There are many ways to wet clean vinyl by hand. The following is a method that I find works really well for me…
Firstly, ensure you have a flat, lint-free surface to place your record during cleaning. You can use a large microfiber cloth, or you can purchase a purpose-built record cleaning mat.
Next, you’ll need to purchase some record cleaning solution and a couple of mircofiber cloths (one for cleaning, another for drying).
As for which solution is best, we could debate this topic until the end of time. My current preferred cleaning solution is the Vinyl Revival cleaning kit, which comes complete with separate cleaning and rinsing solution. I’ve personally found this two-step cleaning process effective at removing any residue left behind by single solution cleaning methods.
I’ve also used Clear Groove in the past with great results, which is a single solution product, but also works really well – there are pros and cons to both products in my experience. Your mileage may vary, as they say.
- Vinyl revival is more effective at removing residue left from the cleaning product – likely due to a two-step process. If using a single step cleaner, you’ll need to be very thorough with your drying process to help reduce any potential residue.
- Clear Groove seems more efficient at reducing static charge.
- As a nice bonus, Vinyl Revival is also alcohol-free.
US Readers: At the time of writing, both cleaning options listed above are unavailable in the US. Since initially writing this article, I’ve been lucky enough to sample a new US-based start-up cleaning solution called Groovewasher that I would highly recommend. Check out the full review (complete with before and after audio samples) here.

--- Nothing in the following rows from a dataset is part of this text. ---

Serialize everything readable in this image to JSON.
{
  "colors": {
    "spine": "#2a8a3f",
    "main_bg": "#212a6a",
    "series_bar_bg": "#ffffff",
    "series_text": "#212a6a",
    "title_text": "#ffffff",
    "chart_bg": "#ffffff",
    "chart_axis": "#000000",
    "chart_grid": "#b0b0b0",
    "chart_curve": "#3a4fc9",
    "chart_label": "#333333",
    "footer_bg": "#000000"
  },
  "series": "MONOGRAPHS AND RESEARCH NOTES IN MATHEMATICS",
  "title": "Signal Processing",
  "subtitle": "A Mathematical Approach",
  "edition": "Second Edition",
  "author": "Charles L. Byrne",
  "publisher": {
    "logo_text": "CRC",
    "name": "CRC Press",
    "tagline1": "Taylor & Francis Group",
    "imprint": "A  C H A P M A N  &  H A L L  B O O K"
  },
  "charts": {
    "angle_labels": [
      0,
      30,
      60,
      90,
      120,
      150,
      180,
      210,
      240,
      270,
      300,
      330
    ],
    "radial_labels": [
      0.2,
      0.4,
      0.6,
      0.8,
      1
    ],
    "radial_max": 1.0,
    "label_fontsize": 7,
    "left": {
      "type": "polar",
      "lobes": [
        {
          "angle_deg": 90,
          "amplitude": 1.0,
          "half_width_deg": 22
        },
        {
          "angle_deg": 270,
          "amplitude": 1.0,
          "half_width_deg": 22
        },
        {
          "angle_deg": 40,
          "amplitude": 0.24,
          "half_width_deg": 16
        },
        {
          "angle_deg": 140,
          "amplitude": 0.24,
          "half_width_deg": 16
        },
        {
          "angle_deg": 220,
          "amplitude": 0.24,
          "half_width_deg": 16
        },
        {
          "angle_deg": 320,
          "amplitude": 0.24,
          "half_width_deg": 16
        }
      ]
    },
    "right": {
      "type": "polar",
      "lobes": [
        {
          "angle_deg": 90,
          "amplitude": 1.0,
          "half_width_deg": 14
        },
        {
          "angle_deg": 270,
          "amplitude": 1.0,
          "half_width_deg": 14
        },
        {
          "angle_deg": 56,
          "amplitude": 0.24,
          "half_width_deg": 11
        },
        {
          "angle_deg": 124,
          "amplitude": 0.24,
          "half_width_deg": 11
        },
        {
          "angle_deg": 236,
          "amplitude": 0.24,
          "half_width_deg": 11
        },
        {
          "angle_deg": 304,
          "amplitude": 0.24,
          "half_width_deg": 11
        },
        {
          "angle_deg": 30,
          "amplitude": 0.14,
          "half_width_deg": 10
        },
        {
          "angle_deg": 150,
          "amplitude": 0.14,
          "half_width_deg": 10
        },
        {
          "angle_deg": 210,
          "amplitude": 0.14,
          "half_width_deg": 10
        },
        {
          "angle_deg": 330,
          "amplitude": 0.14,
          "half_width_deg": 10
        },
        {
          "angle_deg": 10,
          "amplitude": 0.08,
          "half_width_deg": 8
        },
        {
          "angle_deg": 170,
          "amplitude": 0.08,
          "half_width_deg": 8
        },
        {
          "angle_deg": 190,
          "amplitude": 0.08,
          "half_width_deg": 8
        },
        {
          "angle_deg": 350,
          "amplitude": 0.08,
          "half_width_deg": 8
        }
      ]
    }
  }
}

Once you’ve selected an appropriate cleaning solution, and a couple of suitable microfibre cloths, the process is relatively simple:
Step 1: Spray the cleaner 2 – 4 times on the record surface avoiding the center label.
Step 2: Using your first microfiber cloth, gently wipe the surface in a circular, anti-clockwise motion (with the grooves) ensuring the fluid thoroughly penetrates the grooves.
Step 3: Repeat step two with your rinsing solution (if supplied).
Step 4: Dry the record surface with a separate microfiber cloth using the same anti-clockwise method.
Step 5: Repeat until clean.
Some recommendations and further caveats:
It’s recommended that you replace the microfiber cloths regularly to avoid cross-contaminating dirt from other records. You can buy suitable clothes from Amazon in bulk.
If a record is particularly dirty, it might take quite a few repeat cleans to hear any improvement in sound quality. In many cases, you may find you’re simply unable to adequately clean the record by hand and will need to consider a machine of sorts to observe further improvement. As we’re looking at budget options for the purpose of this article, I would recommend trying the Spin Clean Record Washer.
How NOT to clean vinyl records
Avoid using tap water to clean records. The impurities found in domestic tap water may not be visible to the naked eye, but they can (and likely will) cause damage to your record. Hard water areas (such as where I live) are particularly troublesome. (Ever seen what happens to a kettle when you boil tap water? The furry limescale that sticks to the kettle surface should be reason enough not to consider using tap water).
Don’t be tempted to try domestic cleaning products – or even pure alcohol – to clean records. Despite what many YouTubers will say, Windex or Mr Sheen do not make good vinyl cleaning fluids. Always invest in a recommended, purpose designed record cleaning solution. If you are tempted to make your own, make sure you research carefully before mixing ingredients.